Barnabas and Paul discover that being living temples of the Holy Spirit can be a dangerous temptation to one's pride. Preaching and teaching in Lystra, the two apostles see the faith of a crippled man. Paul shouts at him, “Stand up straight on your feet.” The man jumps up and walks around. The people who witness this miracle cry out, “The gods have come down to us in human form!” They name the apostles Zeus and Hermes and scramble to offer them sacrifice. Paul and Barnabas see an opportunity to create a little prosperity, a chance to do God's work and reaps some of the benefits for themselves. They accept the sacrifices and reinvest the donations in building up a global network of franchised ministries called Stand Up Straight Outreach Temples! They open the main campus of Stand Up Straight Academy and begin merchandising Stand Up Straight tee-shirts, mugs, banners, and Zeus and Hermes bobbleheads. They build a TV station, a radio program, and an amusement park. Within a few years, their global ministry is worth billions of drachma! Surely, these two are much loved by the Lord. Well, not these two. But the two real apostles are much loved b/c they redirect the fervor of the crowd toward the source of the crippled man's healing, “We proclaim to you good news that you should turn from these idols to the living God. . .”
Paul and Barnabas love the Lord, so they follow his command to love others as they love him. Rather than take advantage of the crowd's religious fervor by lying to them, the apostles eschew credit for the miracle and tell the truth, giving all the glory to the Father.

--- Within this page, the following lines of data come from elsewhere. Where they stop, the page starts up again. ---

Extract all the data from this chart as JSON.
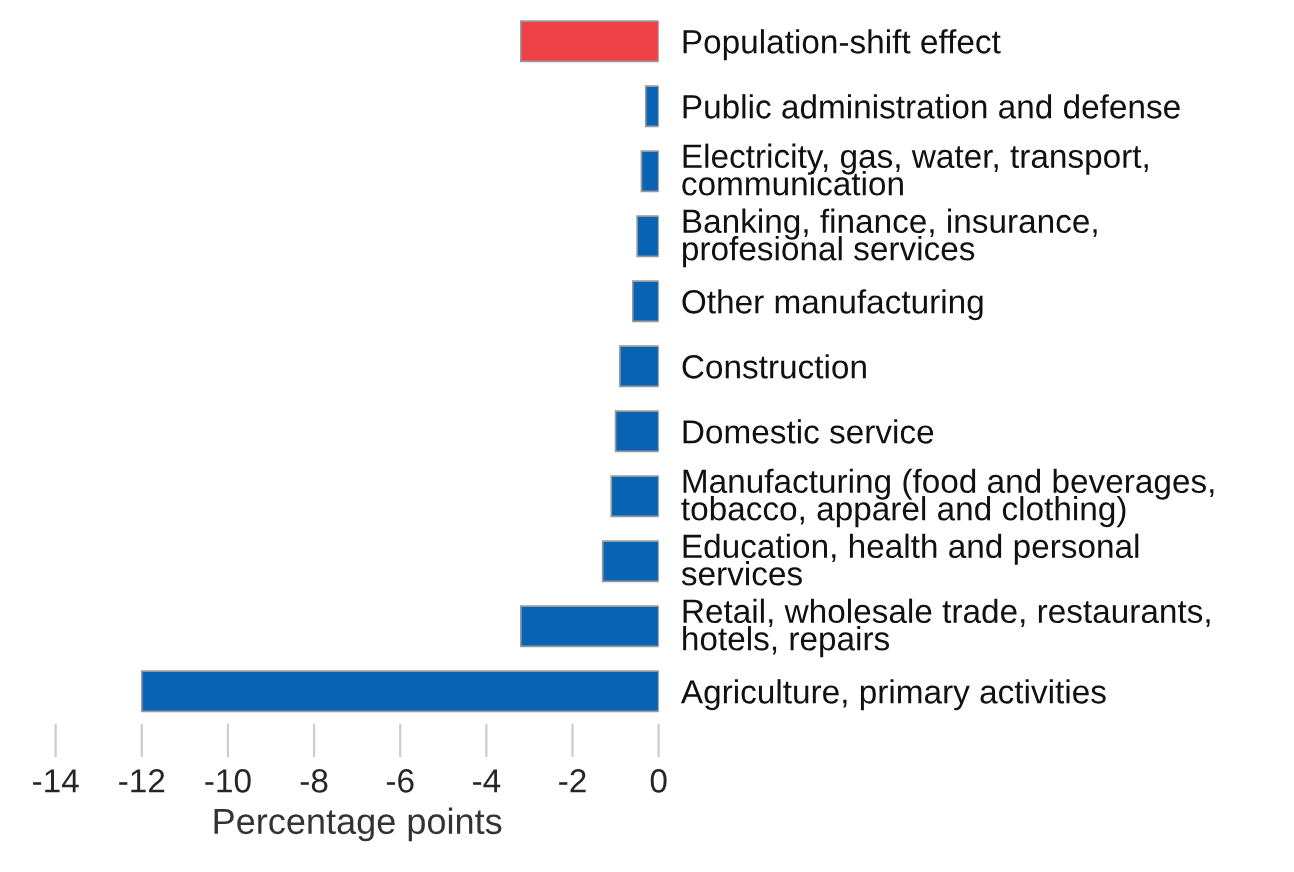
{
  "chart_data": {
    "type": "bar",
    "orientation": "horizontal",
    "xlabel": "Percentage points",
    "categories": [
      "Population-shift effect",
      "Public administration and defense",
      "Electricity, gas, water, transport,\ncommunication",
      "Banking, finance, insurance,\nprofesional services",
      "Other manufacturing",
      "Construction",
      "Domestic service",
      "Manufacturing (food and beverages,\ntobacco, apparel and clothing)",
      "Education, health and personal\nservices",
      "Retail, wholesale trade, restaurants,\nhotels, repairs",
      "Agriculture, primary activities"
    ],
    "values": [
      -3.2,
      -0.3,
      -0.4,
      -0.5,
      -0.6,
      -0.9,
      -1.0,
      -1.1,
      -1.3,
      -3.2,
      -12.0
    ],
    "colors": [
      "#ef4146",
      "#0863b5",
      "#0863b5",
      "#0863b5",
      "#0863b5",
      "#0863b5",
      "#0863b5",
      "#0863b5",
      "#0863b5",
      "#0863b5",
      "#0863b5"
    ],
    "xlim": [
      -14,
      0
    ],
    "xticks": [
      -14,
      -12,
      -10,
      -8,
      -6,
      -4,
      -2,
      0
    ],
    "grid": false,
    "legend": false
  }
}
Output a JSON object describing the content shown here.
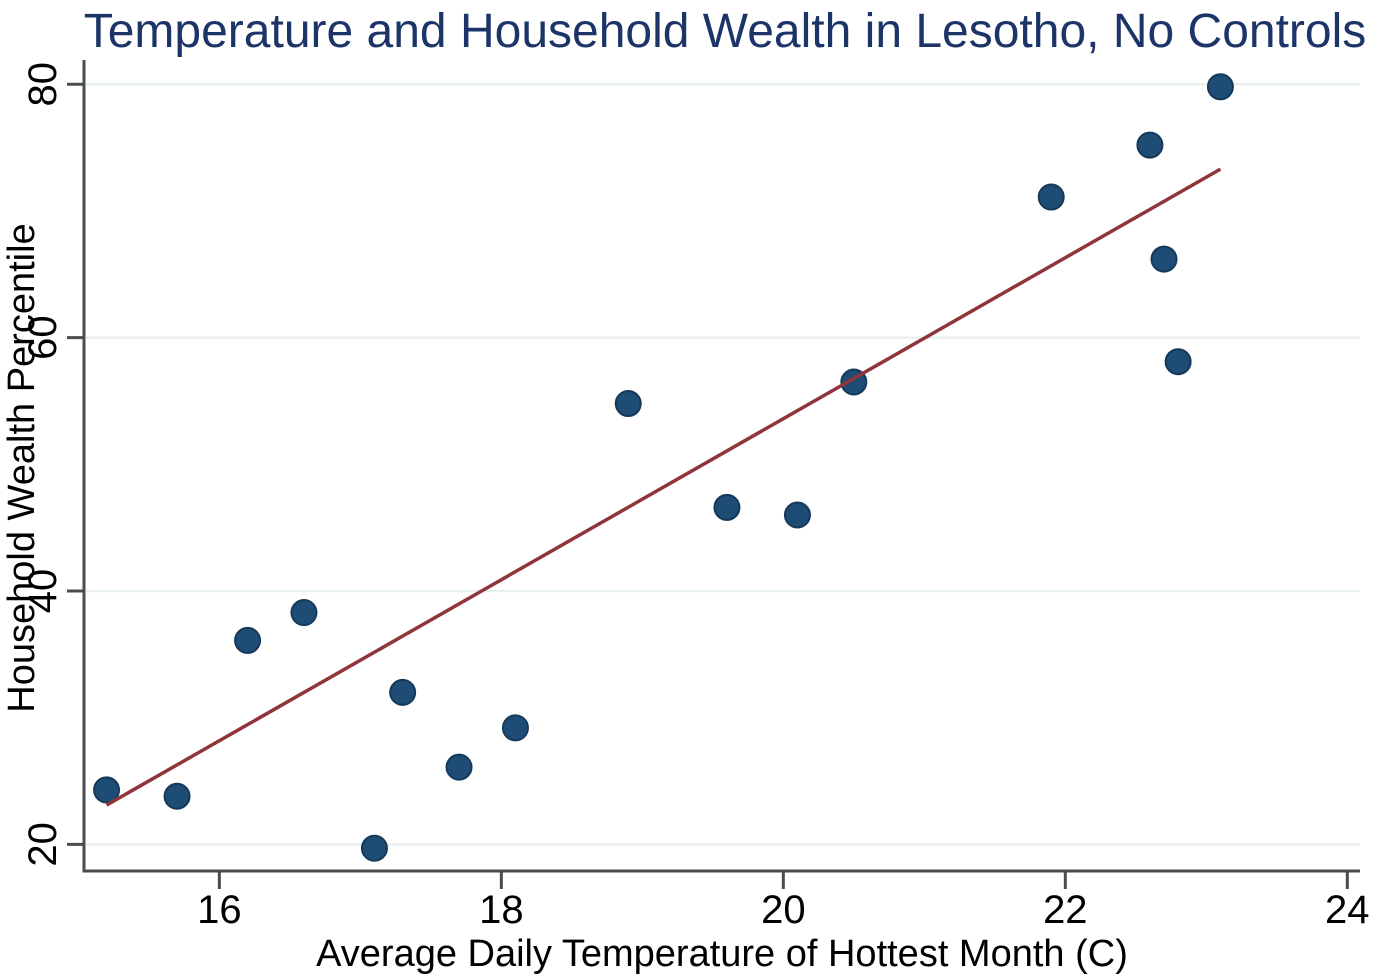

Paul tells the crowd that though they do not yet know God as He has revealed Himself in Christ Jesus, they were not left without testimony, “[God] gave you rains from heaven and fruitful seasons, and filled you with nourishment and gladness for your hearts.” Even without the Christ, those who will to see and hear can watch and listen to the goodness of the Lord in His creation. His command to love is given in and through all that He has made. As living temples of the Holy Spirit, we are powerfully tempted to give ourselves credit for the good that we do. Remember what Jesus says, “Whoever remains in me and I in him will bear much fruit, because without me you can do nothing.” Our good works will bear fruit only if we remain in Christ. Only one spirit may live in the temple of our body: the love of the Father and the Son, the Holy Spirit.